Now, meteorology is in play big time.  Will the sky be clear next Monday afternoon? There will likely be spots where clouds affect the viewing experience.  Here is the map we posted 55 days before the eclipse using the Cycling Pattern Hypothesis:


We used knowledge of the cycling pattern to make this prediction and the pattern continues to cycle regularly centered near that 58.5 day range (56-61 days).  Here is the latest GFS model simulated IR satellite forecast.  This does not show well where cumulus clouds will be forming, so we will know a lot more in the next few days:


We will monitor this closely as we get closer to eclipse day.  As meteorologists and weather forecasters we can make our predictions, and we will do quite well, but to forecast what happens during the two minutes of totality near the center of the eclipse path will be quite difficult in a few spots.  Today, we started with a complete overcast sky in KC. By early next week the pattern will potentially more dominated by a developing anticyclone:


There is also an easterly wave forecast to be heading into the Gulf of Mexico from the east. Remember, Weather2020 also forecasted that the pattern would be favorable for a developing tropical system in the Gulf around Eclipse Day. The latest European Model has a full blown tropical storm/hurricane in the southern Gulf next week.  Let’s see if this does indeed show up.  It could be a factor, but perhaps just after eclipse day?

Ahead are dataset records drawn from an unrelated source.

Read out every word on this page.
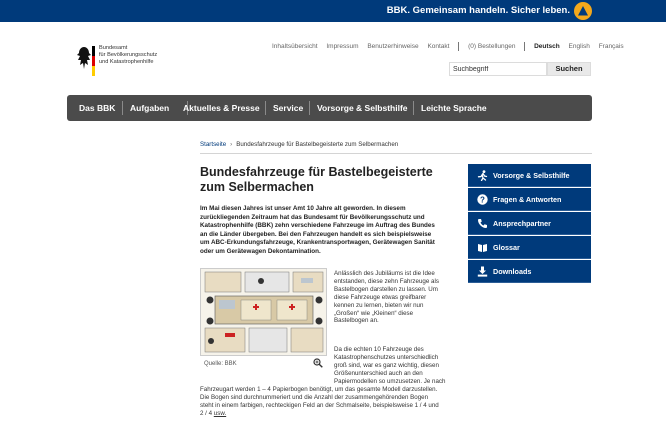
BBK. Gemeinsam handeln. Sicher leben.
Bundesamt
für Bevölkerungsschutz
und Katastrophenhilfe
Inhaltsübersicht Impressum Benutzerhinweise Kontakt	(0) Bestellungen	Deutsch English Français
Suchbegriff
Suchen
Das BBK Aufgaben Aktuelles & Presse Service Vorsorge & Selbsthilfe Leichte Sprache
Startseite › Bundesfahrzeuge für Bastelbegeisterte zum Selbermachen
Bundesfahrzeuge für Bastelbegeisterte zum Selbermachen
Im Mai diesen Jahres ist unser Amt 10 Jahre alt geworden. In diesem
zurückliegenden Zeitraum hat das Bundesamt für Bevölkerungsschutz und
Katastrophenhilfe (BBK) zehn verschiedene Fahrzeuge im Auftrag des Bundes
an die Länder übergeben. Bei den Fahrzeugen handelt es sich beispielsweise
um ABC-Erkundungsfahrzeuge, Krankentransportwagen, Gerätewagen Sanität
oder um Gerätewagen Dekontamination.
Quelle: BBK
Anlässlich des Jubiläums ist die Idee
entstanden, diese zehn Fahrzeuge als
Bastelbogen darstellen zu lassen. Um
diese Fahrzeuge etwas greifbarer
kennen zu lernen, bieten wir nun
„Großen“ wie „Kleinen“ diese
Bastelbogen an.
Da die echten 10 Fahrzeuge des
Katastrophenschutzes unterschiedlich
groß sind, war es ganz wichtig, diesen
Größenunterschied auch an den
Papiermodellen so umzusetzen. Je nach
Fahrzeugart werden 1 – 4 Papierbogen benötigt, um das gesamte Modell darzustellen.
Die Bogen sind durchnummeriert und die Anzahl der zusammengehörenden Bogen
steht in einem farbigen, rechteckigen Feld an der Schmalseite, beispielsweise 1 / 4 und
2 / 4 usw.
Vorsorge & Selbsthilfe
? Fragen & Antworten
Ansprechpartner
Glossar
Downloads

Tropical Storm Gert can be seen way off the east coast by Wednesday morning. And, there is a front approaching from the northwest with thunderstorms over Wisconsin, Minnesota, Iowa, Nebraska, and Kansas by Wednesday morning. Let’s see how this sets up tonight and tomorrow.

Have a great day and thank you for participating in the Action Weather Blog featuring Weather2020 and the Cycling Pattern Hypothesis.